A few years ago, I found myself looking at a stack of business cards collected from a recent conference. I had met so many great people but could never seem to find the time to deepen a relationship beyond colleagues I saw every day. As the leader of the company, relationship building is a large part of my job. However, a strong company depends on thriving networks across the whole team—customer service representatives, field teams, engineers, and of course, our client managers—not just our business development team and me. Each interaction with a member of our team makes an impression and connection that can help or hinder program satisfaction and project sales.
Building and maintaining professional relationships is fundamental to our Evergreen culture. Recently we worked on sharpening our own networking skills to enhance client service. Many of the concepts we explored can have value for other organizations focused on improving customer experience. After all, the core of customer satisfaction is a solid relationship.
Here are a few ways we’ve been learning to energize the professional networks across our team and improve the customer experience:
Start with Three. Challenge yourself to tackle that stack of business cards. Each month connect with one person within your company, one person outside your company, and one friend that you haven’t spoken to in at least six months. You’ll be surprised by how energizing that small effort can be. Once you’ve met this goal, challenge your management team to do the same, and so on.

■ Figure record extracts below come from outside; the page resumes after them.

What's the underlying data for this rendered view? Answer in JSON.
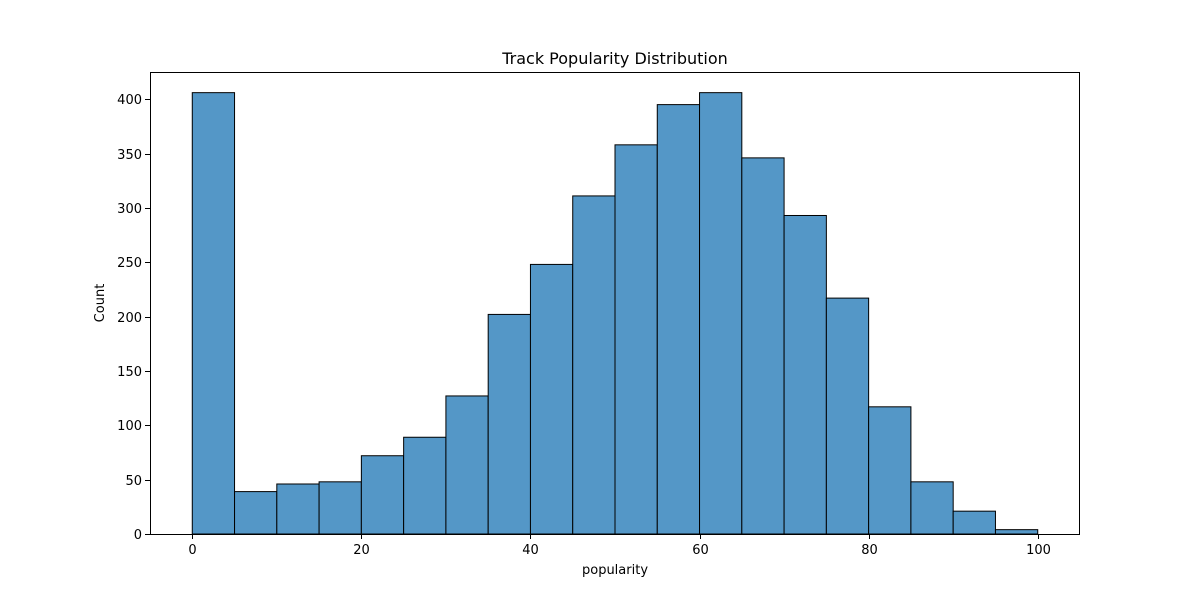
{
  "chart_data": {
    "type": "bar",
    "title": "Track Popularity Distribution",
    "xlabel": "popularity",
    "ylabel": "Count",
    "bin_width": 5,
    "bin_starts": [
      0,
      5,
      10,
      15,
      20,
      25,
      30,
      35,
      40,
      45,
      50,
      55,
      60,
      65,
      70,
      75,
      80,
      85,
      90,
      95
    ],
    "values": [
      406,
      39,
      46,
      48,
      72,
      89,
      127,
      202,
      248,
      311,
      358,
      395,
      406,
      346,
      293,
      217,
      117,
      48,
      21,
      4
    ],
    "xlim": [
      -5,
      105
    ],
    "ylim": [
      0,
      425
    ],
    "xticks": [
      0,
      20,
      40,
      60,
      80,
      100
    ],
    "yticks": [
      0,
      50,
      100,
      150,
      200,
      250,
      300,
      350,
      400
    ],
    "grid": false,
    "bar_color": "#5497c7",
    "edge_color": "#000000"
  }
}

Branch out. Don’t just stick to your industry network. It’s difficult to predict where the market is headed, or where your business might come from—maybe even outside of your typical network. Some of the best ideas in our industry come from practices that have been applied for years in others.
Put people first. Help your teams take a genuine interest in people and their needs—not just in making a sale or resolving a customer’s question. Focus first on cultivating a relationship that is based on a real human connection and understanding. When everyone gives and gains, solutions generally surface organically.
Build trust. People need time to know they can count on you. Be patient and invest in the relationship first. Whether the connection results in new business, a happy customer, or a friendship, everyone wins.
Relationship-focused networking aligns customers with the resources they need, breeds creativity and builds a stronger internal team. That’s the key to a great customer experience. And maybe that stack of business cards on the desk will start to look like opportunity rather than clutter.